While the company had used various monitoring tools in the past—including New Relic Synthetics to periodically verify that the system was operating and healthy—the process was more of an afterthought. And the stack itself was extremely opaque, meaning no one really understood how the system was operating end-to-end.
Erdmann explains, “When we were on the previous solution, we had monitoring, but it was secondary. It wasn't part of our practice, and it certainly wasn't intentional architecture.
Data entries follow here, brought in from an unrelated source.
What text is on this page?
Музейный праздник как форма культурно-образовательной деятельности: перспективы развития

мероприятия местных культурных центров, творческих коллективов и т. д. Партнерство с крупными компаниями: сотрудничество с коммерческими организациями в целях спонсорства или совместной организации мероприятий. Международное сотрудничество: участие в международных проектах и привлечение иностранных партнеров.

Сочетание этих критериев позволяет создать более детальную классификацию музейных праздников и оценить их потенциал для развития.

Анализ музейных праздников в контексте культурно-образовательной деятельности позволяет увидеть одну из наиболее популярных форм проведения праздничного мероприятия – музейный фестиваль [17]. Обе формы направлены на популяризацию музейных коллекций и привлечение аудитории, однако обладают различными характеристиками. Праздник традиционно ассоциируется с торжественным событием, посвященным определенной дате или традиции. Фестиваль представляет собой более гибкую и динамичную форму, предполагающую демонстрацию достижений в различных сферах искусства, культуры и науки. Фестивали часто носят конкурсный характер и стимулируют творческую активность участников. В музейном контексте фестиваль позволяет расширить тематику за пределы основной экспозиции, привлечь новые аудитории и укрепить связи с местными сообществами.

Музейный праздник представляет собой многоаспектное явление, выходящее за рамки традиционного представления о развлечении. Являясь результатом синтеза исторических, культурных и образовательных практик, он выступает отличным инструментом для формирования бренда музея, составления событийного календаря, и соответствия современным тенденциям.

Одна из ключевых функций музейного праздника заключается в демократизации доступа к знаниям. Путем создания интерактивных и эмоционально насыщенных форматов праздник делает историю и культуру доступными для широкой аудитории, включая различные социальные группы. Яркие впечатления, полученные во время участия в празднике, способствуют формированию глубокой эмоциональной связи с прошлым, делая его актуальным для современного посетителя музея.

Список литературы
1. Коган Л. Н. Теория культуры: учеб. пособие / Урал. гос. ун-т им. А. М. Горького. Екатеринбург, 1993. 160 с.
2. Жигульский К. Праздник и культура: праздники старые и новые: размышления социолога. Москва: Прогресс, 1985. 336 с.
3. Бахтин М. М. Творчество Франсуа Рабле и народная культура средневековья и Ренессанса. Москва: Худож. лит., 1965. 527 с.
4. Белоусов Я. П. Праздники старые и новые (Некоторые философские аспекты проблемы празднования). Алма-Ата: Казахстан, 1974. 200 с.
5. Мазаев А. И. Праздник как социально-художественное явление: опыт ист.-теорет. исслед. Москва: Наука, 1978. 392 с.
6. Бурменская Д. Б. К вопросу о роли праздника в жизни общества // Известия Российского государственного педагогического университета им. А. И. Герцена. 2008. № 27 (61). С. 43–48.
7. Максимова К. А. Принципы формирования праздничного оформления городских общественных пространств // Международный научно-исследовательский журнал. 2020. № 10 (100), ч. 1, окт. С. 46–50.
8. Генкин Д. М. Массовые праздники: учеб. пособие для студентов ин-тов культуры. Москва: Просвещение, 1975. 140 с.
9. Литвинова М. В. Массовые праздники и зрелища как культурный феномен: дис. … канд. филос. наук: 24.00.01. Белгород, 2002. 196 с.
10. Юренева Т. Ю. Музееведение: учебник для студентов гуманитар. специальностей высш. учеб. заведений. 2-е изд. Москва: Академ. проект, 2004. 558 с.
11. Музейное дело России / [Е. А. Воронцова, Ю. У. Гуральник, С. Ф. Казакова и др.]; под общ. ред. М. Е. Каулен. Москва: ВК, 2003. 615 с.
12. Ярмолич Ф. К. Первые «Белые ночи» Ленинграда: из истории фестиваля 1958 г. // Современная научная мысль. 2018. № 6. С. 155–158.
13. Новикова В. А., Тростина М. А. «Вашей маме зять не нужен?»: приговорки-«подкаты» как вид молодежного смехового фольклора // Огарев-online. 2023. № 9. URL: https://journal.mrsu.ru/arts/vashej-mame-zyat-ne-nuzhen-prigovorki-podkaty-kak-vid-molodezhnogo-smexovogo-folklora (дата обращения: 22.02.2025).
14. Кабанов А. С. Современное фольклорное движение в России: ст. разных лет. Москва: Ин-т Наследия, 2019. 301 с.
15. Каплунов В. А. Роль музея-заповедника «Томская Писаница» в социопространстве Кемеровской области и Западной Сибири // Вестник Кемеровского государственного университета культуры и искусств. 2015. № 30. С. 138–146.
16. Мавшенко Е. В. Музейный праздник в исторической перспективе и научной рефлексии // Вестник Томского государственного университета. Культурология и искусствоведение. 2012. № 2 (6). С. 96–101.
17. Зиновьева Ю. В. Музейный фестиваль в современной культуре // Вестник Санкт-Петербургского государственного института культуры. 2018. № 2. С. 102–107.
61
So, when we began re-platforming Morningstar.com, we knew that we wanted to instrument everything so that we could understand our application from top to bottom.”
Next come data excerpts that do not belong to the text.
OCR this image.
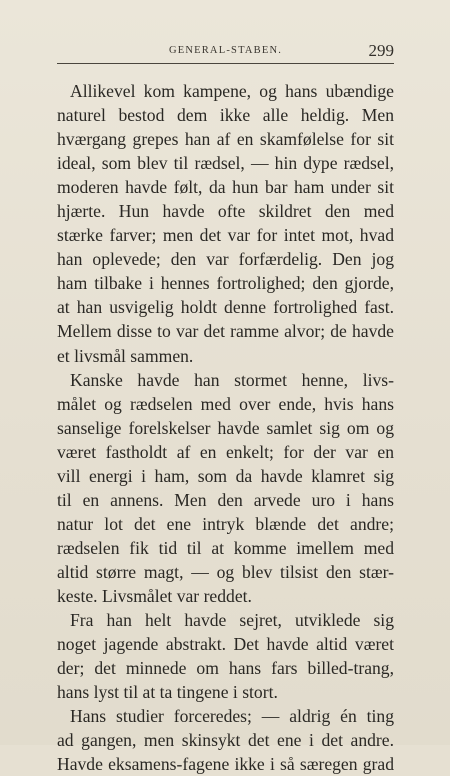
GENERAL-STABEN.	299
Allikevel kom kampene, og hans ubændige
naturel bestod dem ikke alle heldig. Men
hværgang grepes han af en skamfølelse for sit
ideal, som blev til rædsel, — hin dype rædsel,
moderen havde følt, da hun bar ham under sit
hjærte. Hun havde ofte skildret den med
stærke farver; men det var for intet mot, hvad
han oplevede; den var forfærdelig. Den jog
ham tilbake i hennes fortrolighed; den gjorde,
at han usvigelig holdt denne fortrolighed fast.
Mellem disse to var det ramme alvor; de havde
et livsmål sammen.
Kanske havde han stormet henne, livs-
målet og rædselen med over ende, hvis hans
sanselige forelskelser havde samlet sig om og
været fastholdt af en enkelt; for der var en
vill energi i ham, som da havde klamret sig
til en annens. Men den arvede uro i hans
natur lot det ene intryk blænde det andre;
rædselen fik tid til at komme imellem med
altid større magt, — og blev tilsist den stær-
keste. Livsmålet var reddet.
Fra han helt havde sejret, utviklede sig
noget jagende abstrakt. Det havde altid været
der; det minnede om hans fars billed-trang,
hans lyst til at ta tingene i stort.
Hans studier forceredes; — aldrig én ting
ad gangen, men skinsykt det ene i det andre.
Havde eksamens-fagene ikke i så særegen grad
As the front door to the company’s offerings, Morningstar.com consumes data, tools, and services not just from other parts of Morningstar, but also from third-party services—which means that although a problem might be surfaced by a Morningstar.com user, it could originate much further upstream.
“New Relic was attractive to us because organizationally we have a very mixed environment,” says Gregory. “Our team is on the cloud, but not all parts of the company are, and we need that institutional knowledge. For that reason, it’s very important that we can plug our monitoring into—and get visibility out of—whatever kind of platform our colleagues and partners are using.”
Using New Relic, the Morningstar.com team can visualize, trace, and alert on their Lambda functions, and drill down to the invocation level for fast debugging when something isn’t behaving as expected. However, with an environment that includes a mix of applications, runtimes, and business APIs, Morningstar.com needed visibility across the entire ecosystem—not just the serverless components.
“One of the huge successes of this re-platforming—and one of the reasons we’re doubling down on our relationship with New Relic company wide—is that now we have a big monitor displaying everything that's happening at Morningstar.com,” says Erdmann. “If there’s a blip in performance, we can tell within seconds where it’s coming from—a huge turnaround from a year-and-a-half ago when it would have taken days, if not weeks, to determine the root of the problem. Now we can tell immediately when the ground starts to shift.”